Veda Çizgisi

70 8 1
                                    


Selamlaaarrr

"Hera kalksana be kızım , Heraa"
"Hemen kalkmazsan o güzel suratına su dökeceğim"
Ne bu sesler? Ne oluyor ?Gözlerimi hafifçe araladım ve sorarcasına baktım
"Noluyor be, ne bu tantana?"
"Sonunda ya kaç saattir seni uyandırmaya çalışıyorum."diyerek hayıflandı.
"Ne var?"
"Zena denen mekandan yine ihbar geldi oraya gidiyoruz sen de bir ihtimal gelirsin belki diye çağırayım dedim"

Zena mı? Bu mekan onların mekânı.Sadece bir mekan olmadığı konusunda hepimiz hemfikiriz değil mi?

Hızla doğruldum ve lavaboya doğru yöneldim.

"Tabi sen gelmezsin neys-"
"Hemen hazırlanıp geliyorum Yeşimciğim."
"Hera iyi misin kuzum ateşin yok değil mi?" Eli ile alnıma dokundu ve sanırım olmadığına kanaat getirerek kaşlarını çattı. Aslında olduğu zaman çatması gerekmiyor muydu?

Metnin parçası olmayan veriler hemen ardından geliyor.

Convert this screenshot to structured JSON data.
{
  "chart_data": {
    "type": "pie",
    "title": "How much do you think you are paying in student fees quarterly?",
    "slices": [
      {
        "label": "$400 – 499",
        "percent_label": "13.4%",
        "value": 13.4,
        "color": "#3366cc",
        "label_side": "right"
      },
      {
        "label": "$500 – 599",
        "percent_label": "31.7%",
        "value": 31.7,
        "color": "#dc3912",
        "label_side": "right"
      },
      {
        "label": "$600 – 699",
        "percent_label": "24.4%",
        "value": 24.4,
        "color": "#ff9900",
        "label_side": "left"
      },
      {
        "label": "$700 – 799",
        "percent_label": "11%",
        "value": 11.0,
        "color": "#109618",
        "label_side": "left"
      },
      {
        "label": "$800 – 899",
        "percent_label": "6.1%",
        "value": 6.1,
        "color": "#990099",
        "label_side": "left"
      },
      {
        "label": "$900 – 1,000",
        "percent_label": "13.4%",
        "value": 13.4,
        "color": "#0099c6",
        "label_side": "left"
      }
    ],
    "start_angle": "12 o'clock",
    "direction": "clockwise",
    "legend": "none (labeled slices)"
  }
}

"Aa yokmuş da kafanı bir yere falan çarpmadın değil mi?"
"Ne saçmalıyorsun Yeşim çarpmadım bir yere"
"Vay canına ilginç neyse dışarda bekliyorum seni"
"Tamam"

Lavaboya girip aynadaki yansımama baktım. Yüzüm çökmüş göz altlarım uykusuzluğumu belli edercesine kendine mor halkalar oluşturmuştu. Uzun gür saçlarım ise kendi içlerinde bir savaş vermişe benziyordu ne vardı sanki uyuduğumuz zaman saçlarımız aynı şekilde kalksaydık?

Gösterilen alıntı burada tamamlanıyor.